Einsichtsrecht der Heimaufsicht in Pflegedokumentationen gegen den Willen der Heimbewohner?

Es ist ja richtig, dass gegen Missstände in Heimen, dass bei Hinweisen auf eklatante Unterversorgung einzelner Bewohner entschieden vorgegangen werden muss. Bei Gefahr im Verzug hat insbesondere die Heimaufsicht recht weitgehende polizeirechtliche Eingriffsrechte. Nur wird mancher von außen vorgetragene Vorwurf, mancher Hinweis auf eine Unterversorgung von den Aufsichtsbehörden mit einer völlig unangemessenen, extensiven Aufsichtspraxis beantwortet. Nicht nur der eine Bewohner, der möglicherweise zu Schaden gekommen ist oder droht zu Schaden zu kommen wird untersucht, sondern das ganze Heim von oben nach unten inspiziert.
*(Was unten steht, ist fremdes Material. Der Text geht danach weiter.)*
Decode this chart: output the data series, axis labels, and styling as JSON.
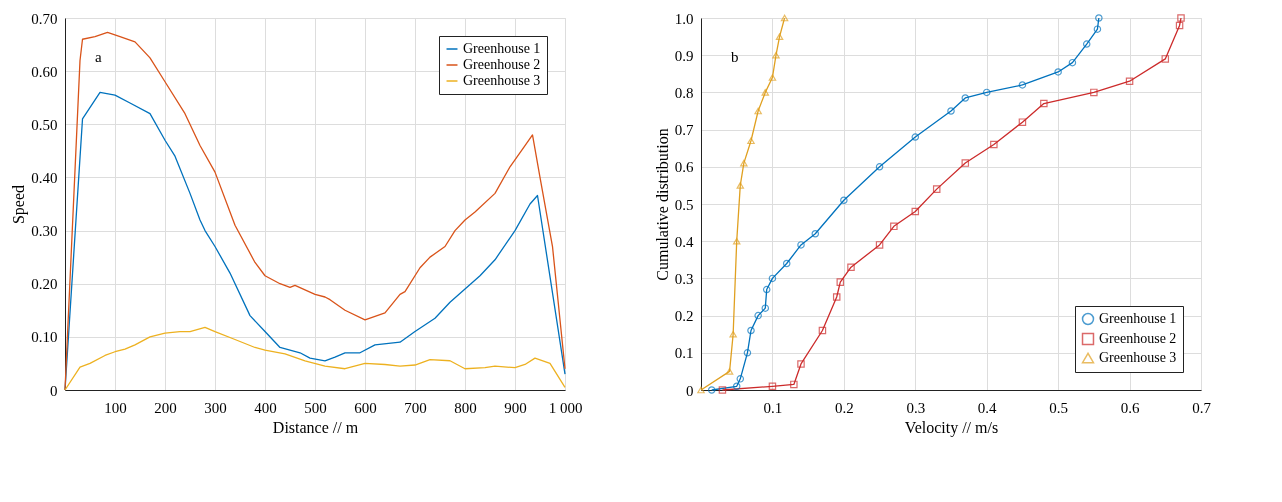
{
  "chart_data": [
    {
      "type": "line",
      "xlabel": "Distance // m",
      "ylabel": "Speed",
      "annotations": [
        "a"
      ],
      "legend": "top right",
      "grid": true,
      "marker": "none",
      "line_style": "solid",
      "xlim": [
        0,
        1000
      ],
      "xticks": [
        100,
        200,
        300,
        400,
        500,
        600,
        700,
        800,
        900,
        {
          "value": 1000,
          "label": "1 000"
        }
      ],
      "ylim": [
        0,
        0.7
      ],
      "yticks": [
        0,
        {
          "value": 0.1,
          "label": "0.10"
        },
        {
          "value": 0.2,
          "label": "0.20"
        },
        {
          "value": 0.3,
          "label": "0.30"
        },
        {
          "value": 0.4,
          "label": "0.40"
        },
        {
          "value": 0.5,
          "label": "0.50"
        },
        {
          "value": 0.6,
          "label": "0.60"
        },
        {
          "value": 0.7,
          "label": "0.70"
        }
      ],
      "series": [
        {
          "name": "Greenhouse 1",
          "color": "#0072bd",
          "x": [
            0,
            35,
            70,
            100,
            130,
            170,
            200,
            220,
            250,
            270,
            280,
            300,
            330,
            370,
            400,
            430,
            470,
            490,
            520,
            540,
            560,
            590,
            620,
            670,
            700,
            740,
            770,
            800,
            830,
            860,
            900,
            930,
            945,
            1000
          ],
          "values": [
            0,
            0.51,
            0.56,
            0.555,
            0.54,
            0.52,
            0.47,
            0.44,
            0.37,
            0.32,
            0.3,
            0.27,
            0.22,
            0.14,
            0.11,
            0.08,
            0.07,
            0.06,
            0.055,
            0.062,
            0.07,
            0.07,
            0.085,
            0.09,
            0.11,
            0.135,
            0.165,
            0.19,
            0.215,
            0.245,
            0.3,
            0.35,
            0.366,
            0.03
          ]
        },
        {
          "name": "Greenhouse 2",
          "color": "#d95319",
          "x": [
            0,
            30,
            35,
            60,
            85,
            110,
            140,
            170,
            200,
            240,
            270,
            300,
            340,
            380,
            400,
            430,
            450,
            460,
            500,
            520,
            530,
            560,
            600,
            640,
            670,
            680,
            710,
            730,
            760,
            780,
            800,
            820,
            860,
            890,
            920,
            935,
            950,
            975,
            1000
          ],
          "values": [
            0,
            0.62,
            0.66,
            0.665,
            0.673,
            0.665,
            0.655,
            0.625,
            0.58,
            0.52,
            0.46,
            0.41,
            0.31,
            0.24,
            0.215,
            0.2,
            0.193,
            0.197,
            0.18,
            0.175,
            0.17,
            0.15,
            0.132,
            0.145,
            0.18,
            0.185,
            0.23,
            0.25,
            0.27,
            0.3,
            0.32,
            0.335,
            0.37,
            0.42,
            0.46,
            0.48,
            0.4,
            0.27,
            0.04
          ]
        },
        {
          "name": "Greenhouse 3",
          "color": "#edb120",
          "x": [
            0,
            30,
            50,
            80,
            100,
            120,
            140,
            170,
            200,
            230,
            250,
            280,
            300,
            340,
            380,
            400,
            440,
            480,
            520,
            560,
            600,
            640,
            670,
            700,
            730,
            770,
            800,
            840,
            860,
            900,
            920,
            940,
            970,
            1000
          ],
          "values": [
            0,
            0.043,
            0.05,
            0.065,
            0.072,
            0.077,
            0.085,
            0.1,
            0.107,
            0.11,
            0.11,
            0.118,
            0.11,
            0.095,
            0.08,
            0.075,
            0.068,
            0.055,
            0.045,
            0.04,
            0.05,
            0.048,
            0.045,
            0.047,
            0.057,
            0.055,
            0.04,
            0.042,
            0.045,
            0.042,
            0.048,
            0.06,
            0.05,
            0.005
          ]
        }
      ]
    },
    {
      "type": "line",
      "xlabel": "Velocity // m/s",
      "ylabel": "Cumulative distribution",
      "annotations": [
        "b"
      ],
      "legend": "bottom right",
      "grid": true,
      "line_style": "solid",
      "xlim": [
        0,
        0.7
      ],
      "xticks": [
        0.1,
        0.2,
        0.3,
        0.4,
        0.5,
        0.6,
        0.7
      ],
      "ylim": [
        0,
        1
      ],
      "yticks": [
        0,
        0.1,
        0.2,
        0.3,
        0.4,
        0.5,
        0.6,
        0.7,
        0.8,
        0.9,
        {
          "value": 1,
          "label": "1.0"
        }
      ],
      "series": [
        {
          "name": "Greenhouse 1",
          "color": "#0072bd",
          "marker": "circle",
          "x": [
            0.015,
            0.05,
            0.055,
            0.065,
            0.07,
            0.08,
            0.09,
            0.092,
            0.1,
            0.12,
            0.14,
            0.16,
            0.2,
            0.25,
            0.3,
            0.35,
            0.37,
            0.4,
            0.45,
            0.5,
            0.52,
            0.54,
            0.555,
            0.557
          ],
          "values": [
            0,
            0.01,
            0.03,
            0.1,
            0.16,
            0.2,
            0.22,
            0.27,
            0.3,
            0.34,
            0.39,
            0.42,
            0.51,
            0.6,
            0.68,
            0.75,
            0.785,
            0.8,
            0.82,
            0.855,
            0.88,
            0.93,
            0.97,
            1.0
          ]
        },
        {
          "name": "Greenhouse 2",
          "color": "#cc2a2a",
          "marker": "square",
          "x": [
            0.03,
            0.1,
            0.13,
            0.14,
            0.17,
            0.19,
            0.195,
            0.21,
            0.25,
            0.27,
            0.3,
            0.33,
            0.37,
            0.41,
            0.45,
            0.48,
            0.55,
            0.6,
            0.65,
            0.67,
            0.672
          ],
          "values": [
            0,
            0.01,
            0.015,
            0.07,
            0.16,
            0.25,
            0.29,
            0.33,
            0.39,
            0.44,
            0.48,
            0.54,
            0.61,
            0.66,
            0.72,
            0.77,
            0.8,
            0.83,
            0.89,
            0.98,
            1.0
          ]
        },
        {
          "name": "Greenhouse 3",
          "color": "#e0a020",
          "marker": "triangle",
          "x": [
            0,
            0.04,
            0.045,
            0.05,
            0.055,
            0.06,
            0.07,
            0.08,
            0.09,
            0.1,
            0.105,
            0.11,
            0.117
          ],
          "values": [
            0,
            0.05,
            0.15,
            0.4,
            0.55,
            0.61,
            0.67,
            0.75,
            0.8,
            0.84,
            0.9,
            0.95,
            1.0
          ]
        }
      ]
    }
  ]
}
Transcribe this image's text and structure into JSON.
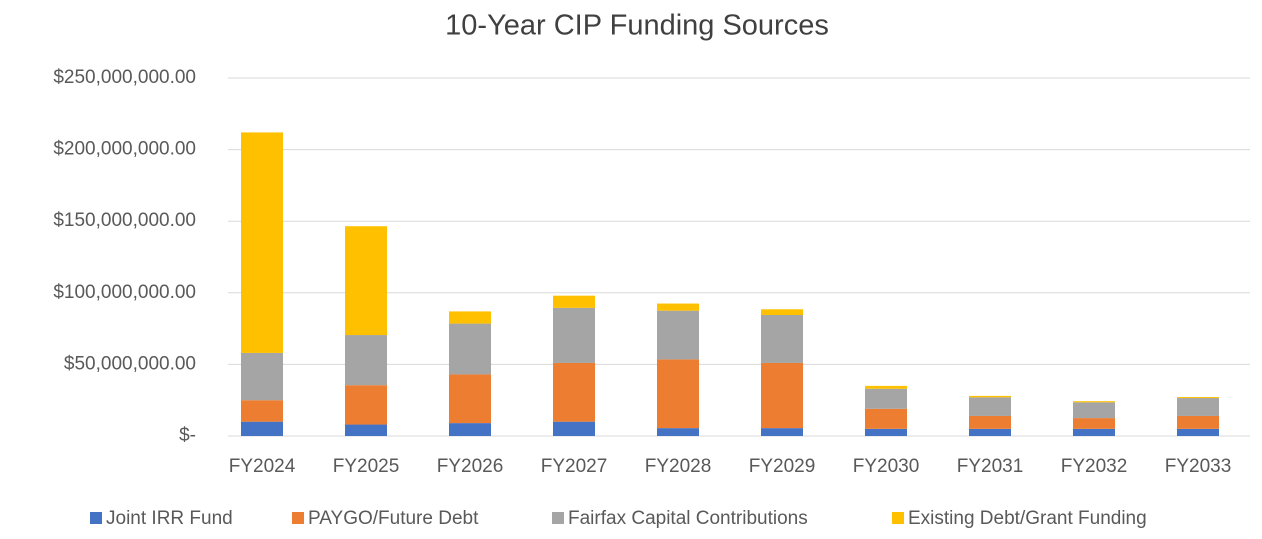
{
  "chart_data": {
    "type": "stacked_bar",
    "title": "10-Year CIP Funding Sources",
    "categories": [
      "FY2024",
      "FY2025",
      "FY2026",
      "FY2027",
      "FY2028",
      "FY2029",
      "FY2030",
      "FY2031",
      "FY2032",
      "FY2033"
    ],
    "series": [
      {
        "name": "Joint IRR Fund",
        "color": "#4472c4",
        "values": [
          10000000,
          8000000,
          9000000,
          10000000,
          5500000,
          5500000,
          5000000,
          5000000,
          5000000,
          5000000
        ]
      },
      {
        "name": "PAYGO/Future Debt",
        "color": "#ed7d31",
        "values": [
          15000000,
          27500000,
          34000000,
          41000000,
          48000000,
          45500000,
          14000000,
          9000000,
          7500000,
          9000000
        ]
      },
      {
        "name": "Fairfax Capital Contributions",
        "color": "#a5a5a5",
        "values": [
          33000000,
          35000000,
          35500000,
          38500000,
          34000000,
          33500000,
          14000000,
          13000000,
          11000000,
          12500000
        ]
      },
      {
        "name": "Existing Debt/Grant Funding",
        "color": "#ffc000",
        "values": [
          154000000,
          76000000,
          8500000,
          8500000,
          5000000,
          4000000,
          2000000,
          1000000,
          800000,
          700000
        ]
      }
    ],
    "ylim": [
      0,
      250000000
    ],
    "yticks": [
      {
        "value": 0,
        "label": "$-"
      },
      {
        "value": 50000000,
        "label": "$50,000,000.00"
      },
      {
        "value": 100000000,
        "label": "$100,000,000.00"
      },
      {
        "value": 150000000,
        "label": "$150,000,000.00"
      },
      {
        "value": 200000000,
        "label": "$200,000,000.00"
      },
      {
        "value": 250000000,
        "label": "$250,000,000.00"
      }
    ],
    "grid": true,
    "legend": "bottom"
  }
}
Das geschieht nicht selten auch dann, wenn über Jahre ein gutes und vertrauensvolles Verhältnis zwischen MDK, Heimaufsicht und Einrichtungen gepflegt wurde. Die Unverhältnismäßigkeit des Vorgehens zeigt sich bisweilen auch in der Aufforderung, nun alle Pflegedokumentationen der Bewohnerinnen und Bewohner einsehen zu können. Pflegedokumentationen werden hinsichtlich ihres Aussagewertes für die Qualität der Pflege sowieso völlig überschätzt. Sie sind sicherlich ein wichtiges Arbeitsmittel in der Pflege, wurden aber in den letzten Jahren immer mehr zu einem präventiven Beweismittel und in hochproblematischer Weise zur Basis der Pflegenoten.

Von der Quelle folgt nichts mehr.